Pihak aparat keamanan dalam mengatasi gerakan separatis tersebut menyita 51 bendera RMS dan menangkap 22 orang tokoh FKM (SCTV, 25 April 2004). Penangkapan dilakukan terhadap tokoh FKM untuk diproses secara hukum, namun ironi kerusuhan terjadi setelah penangkapan tsb. Anggota FKM tidak bisa menerima penangkapan pimpinan mereka dan melampiaskan kemarahan dengan turun ke jalan, tetapi mereka di hadang oleh kelompok yang menamakan diri pembela NKRI (SCTV, 26 April 2004). Dari peristiwa kerusuhan Minggu berdarah tersebut, kemudian media lokal maupun nasional mengangkat headline dan mengutuk tindakan FKM. Seolah tidak ada berita lain selain mencari kambing hitam dari kerusuhan tsb. Tentu penulis sepakat bahwa gerakan separatis harus ditindak secara tegas berdasar hukum yang berlaku. Tindakan separatis merupakan pengkhianatan terhadap NKRI. Apapun alasan gerakan separatis mereka bukan berhadapan dengan aparat keamanan saja, tapi dengan seluruh rakyat Indonesia. Tulisan ini mencoba mengkritisi kejanggalan-kejanggalan yang terjadi pada kerusuhan minggu berdarah tsb. Pertama, gerakan separatis seperti FKM jelas bertentangan dengan UU yang berlaku di Indonesia. Pihak aparat keamanan sudah tahu siapa tokoh dan dalang pelaku pengibaran bendera RMS, karena setiap tahun diperingati. Mengapa aparat penegak hukum dan keamanan tidak menindak tegas anggota dan tokoh FKM sejak dini ? Ke dua, pengibaran bendera dilakukan di rumah
ketua FKM yang notebene tidak ada di rumah. Pertanyaan yang perlu diajukan ialah mengapa Alex Manuputty tidak
ditangkap dan dideportasi ke Indonesia ? Mengapa Alex Manuputty dengan santai
dapat meninggalkan Indonesia tanpa pengawalan yang ketat ?

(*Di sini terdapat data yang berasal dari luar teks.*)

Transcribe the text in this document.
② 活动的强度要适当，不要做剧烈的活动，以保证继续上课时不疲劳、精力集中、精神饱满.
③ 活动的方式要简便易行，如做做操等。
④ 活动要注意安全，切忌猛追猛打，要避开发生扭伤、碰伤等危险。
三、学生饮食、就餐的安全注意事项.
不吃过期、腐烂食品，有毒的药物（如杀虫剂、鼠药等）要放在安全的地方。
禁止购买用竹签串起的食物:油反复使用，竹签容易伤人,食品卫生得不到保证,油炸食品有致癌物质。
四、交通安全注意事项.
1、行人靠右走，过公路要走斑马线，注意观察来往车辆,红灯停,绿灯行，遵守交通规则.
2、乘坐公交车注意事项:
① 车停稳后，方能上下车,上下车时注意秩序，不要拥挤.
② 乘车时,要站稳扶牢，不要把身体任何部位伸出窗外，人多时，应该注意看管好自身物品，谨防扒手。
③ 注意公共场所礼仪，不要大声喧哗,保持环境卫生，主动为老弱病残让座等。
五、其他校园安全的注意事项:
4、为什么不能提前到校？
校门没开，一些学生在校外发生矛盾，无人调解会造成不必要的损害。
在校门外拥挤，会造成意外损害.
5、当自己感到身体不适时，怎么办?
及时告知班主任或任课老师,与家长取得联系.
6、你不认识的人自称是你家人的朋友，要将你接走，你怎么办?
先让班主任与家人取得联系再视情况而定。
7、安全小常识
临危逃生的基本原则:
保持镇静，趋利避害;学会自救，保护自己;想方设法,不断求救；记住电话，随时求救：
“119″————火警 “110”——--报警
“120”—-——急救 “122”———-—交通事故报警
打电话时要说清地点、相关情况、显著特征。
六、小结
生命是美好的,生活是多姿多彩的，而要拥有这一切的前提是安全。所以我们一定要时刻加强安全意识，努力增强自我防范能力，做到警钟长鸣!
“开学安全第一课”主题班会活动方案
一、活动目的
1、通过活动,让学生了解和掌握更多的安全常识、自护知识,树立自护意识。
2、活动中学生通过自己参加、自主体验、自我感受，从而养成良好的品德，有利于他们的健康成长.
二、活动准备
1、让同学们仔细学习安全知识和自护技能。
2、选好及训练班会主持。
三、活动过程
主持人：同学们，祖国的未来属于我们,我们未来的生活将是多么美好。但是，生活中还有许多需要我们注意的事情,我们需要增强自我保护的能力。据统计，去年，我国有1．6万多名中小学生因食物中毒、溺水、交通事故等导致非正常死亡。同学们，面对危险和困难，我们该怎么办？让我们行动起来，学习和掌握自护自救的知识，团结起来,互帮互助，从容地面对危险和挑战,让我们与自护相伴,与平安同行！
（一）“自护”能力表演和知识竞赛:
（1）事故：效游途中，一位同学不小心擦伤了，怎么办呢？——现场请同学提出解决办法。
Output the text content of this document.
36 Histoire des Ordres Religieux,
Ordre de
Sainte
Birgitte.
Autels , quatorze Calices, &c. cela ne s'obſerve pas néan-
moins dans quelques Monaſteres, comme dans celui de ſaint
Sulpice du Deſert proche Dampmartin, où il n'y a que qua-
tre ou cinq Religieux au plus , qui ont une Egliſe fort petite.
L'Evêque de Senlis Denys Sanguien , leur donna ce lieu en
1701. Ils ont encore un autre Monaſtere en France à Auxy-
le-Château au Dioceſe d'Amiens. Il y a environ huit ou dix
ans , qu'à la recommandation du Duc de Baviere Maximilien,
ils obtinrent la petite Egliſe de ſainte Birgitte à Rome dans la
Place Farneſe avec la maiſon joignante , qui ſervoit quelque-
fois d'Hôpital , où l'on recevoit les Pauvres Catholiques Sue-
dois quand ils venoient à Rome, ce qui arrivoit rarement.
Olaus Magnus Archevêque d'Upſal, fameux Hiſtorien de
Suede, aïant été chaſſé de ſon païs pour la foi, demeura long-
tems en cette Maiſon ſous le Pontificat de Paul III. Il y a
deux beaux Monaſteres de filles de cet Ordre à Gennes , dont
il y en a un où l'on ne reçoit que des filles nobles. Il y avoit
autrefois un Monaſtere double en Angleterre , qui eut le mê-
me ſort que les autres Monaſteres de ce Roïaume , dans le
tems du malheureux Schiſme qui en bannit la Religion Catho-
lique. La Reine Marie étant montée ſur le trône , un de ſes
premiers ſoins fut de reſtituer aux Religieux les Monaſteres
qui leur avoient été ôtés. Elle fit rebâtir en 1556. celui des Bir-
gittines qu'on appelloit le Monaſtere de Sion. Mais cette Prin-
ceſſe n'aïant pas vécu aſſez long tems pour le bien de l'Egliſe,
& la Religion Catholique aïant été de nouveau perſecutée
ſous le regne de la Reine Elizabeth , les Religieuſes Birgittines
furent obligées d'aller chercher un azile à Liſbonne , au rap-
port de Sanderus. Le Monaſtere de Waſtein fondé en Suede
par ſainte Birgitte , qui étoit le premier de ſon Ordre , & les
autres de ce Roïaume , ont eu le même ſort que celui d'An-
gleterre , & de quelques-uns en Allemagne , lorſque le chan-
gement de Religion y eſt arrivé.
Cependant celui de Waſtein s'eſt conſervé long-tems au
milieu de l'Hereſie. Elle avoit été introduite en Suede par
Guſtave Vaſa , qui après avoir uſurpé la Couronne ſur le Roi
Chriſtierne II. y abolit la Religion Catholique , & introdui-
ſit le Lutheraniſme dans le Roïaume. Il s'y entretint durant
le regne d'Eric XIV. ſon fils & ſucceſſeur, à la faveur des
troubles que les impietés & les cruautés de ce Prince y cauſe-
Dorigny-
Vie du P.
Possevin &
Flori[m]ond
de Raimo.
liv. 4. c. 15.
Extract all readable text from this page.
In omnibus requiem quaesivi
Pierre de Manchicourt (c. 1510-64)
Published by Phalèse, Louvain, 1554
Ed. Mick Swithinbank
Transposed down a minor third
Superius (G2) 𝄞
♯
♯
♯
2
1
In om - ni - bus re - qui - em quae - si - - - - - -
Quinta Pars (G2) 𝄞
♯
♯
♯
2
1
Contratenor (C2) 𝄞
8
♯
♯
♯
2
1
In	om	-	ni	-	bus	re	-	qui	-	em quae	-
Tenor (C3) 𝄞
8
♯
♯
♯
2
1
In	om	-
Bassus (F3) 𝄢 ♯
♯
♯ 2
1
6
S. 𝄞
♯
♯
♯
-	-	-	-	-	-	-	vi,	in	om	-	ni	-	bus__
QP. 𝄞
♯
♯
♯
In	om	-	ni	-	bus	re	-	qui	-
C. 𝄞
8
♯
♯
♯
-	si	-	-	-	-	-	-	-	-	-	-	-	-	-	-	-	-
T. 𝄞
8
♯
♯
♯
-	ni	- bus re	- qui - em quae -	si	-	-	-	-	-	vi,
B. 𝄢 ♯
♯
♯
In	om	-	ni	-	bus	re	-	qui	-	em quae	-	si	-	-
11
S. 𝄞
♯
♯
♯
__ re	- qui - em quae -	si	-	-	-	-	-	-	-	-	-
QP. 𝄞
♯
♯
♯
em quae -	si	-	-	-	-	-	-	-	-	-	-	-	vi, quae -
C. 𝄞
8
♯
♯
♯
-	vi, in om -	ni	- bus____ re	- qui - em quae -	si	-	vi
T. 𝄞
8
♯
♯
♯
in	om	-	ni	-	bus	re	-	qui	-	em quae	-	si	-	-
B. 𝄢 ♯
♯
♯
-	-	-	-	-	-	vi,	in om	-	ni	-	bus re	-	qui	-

Ke tiga, tokoh pengibaran bendera (Moses Tuanakota)
sekretaris FKM dan pengikutnya sudah ditangkap oleh aparat keamanan, mengapa
kerusuhan bisa merebak ke Talake dan sekitarnya ? Secara rasional seharusnya
penangkapan tokoh kunci dari suatu gerakan akan melumpuhkan gerakan, namun yang
terjadi justru sebaliknya.
Penangkapan Moses Tuanakota dan pengikutnya, justru
menimbulkan gelombang protes pro dan kontra dari masyarakat, yang memicu
kerusuhan. Ke empat, pada saat peristiwa penangkapan Moses Tuanakota , sejumlah
massa yang tidak diketahui darimana asalnya berkumpul di Talake, Mardika,
Batu Merah dan Waihong,. Kemudian massa terbagi dalam dua kelompok yang
mengatasnamakan kelompok NKRI dan FKM. Massa tersebut bercampur baur sehingga
sulit mengenali anggota FKM dan kelompok yang pro NKRI.
Pertanyaannya ialah siapa yang menggerakan kelompok
FKM dan NKRI untuk turun ke jalan dengan spontan ? Siapa yang melempar batu
terlebih dahulu ? Siapa yang menembak warga sipil dan aparat ? Siapa yang
menggunakan senjata tajam untuk menciderai sipil ? Dari 26 korban yang
meninggal sebagian besar mereka terkena tembakan. Kematian dalam suatu
bentrokan yang ‘aneh’ ini tidak mungkin terjadi tanpa suatu rekayasa yang
matang. Dari temuan peluru di tubuh korban dapat diindikasi apakah peluru
tersebut terdaftar atau tidak.
Permasalahannya ialah sejak konflik Ambon 1999,
masyarakat Ambon sudah terbiasa dengan penggunaan senjata dan memilikinya.
Kemungkinan yang lain ialah aparat melepaskan tembakan ke kerumunan massa. Kalau
hal ini dilakukan, maka hal ini menyalahi prosedur keamanan, sebab sipil tidak
bersenjata, mengapa aparat menggunakan senjata ?
Kemungkinan yang lain ialah ke dua kelompok
tersebut dimasuki ‘penembak misterius’, sehingga terjadi korban manusia. Asumsi
bahwa sipil tidak bersenjata dalam demo pro dan kontra tersebut dibenarkan
dengan jatuhnya 125 korban luka-luka. Luka – luka diakibatkan oleh lemparan
batu, bacokan atau benturan benda keras. Penembak misterius semakin menjadi
kenyataan ketika pada 27 April 2004 2 anggota Brimob yang baru
datang dari Jakarta (25 April 2004) tertembak.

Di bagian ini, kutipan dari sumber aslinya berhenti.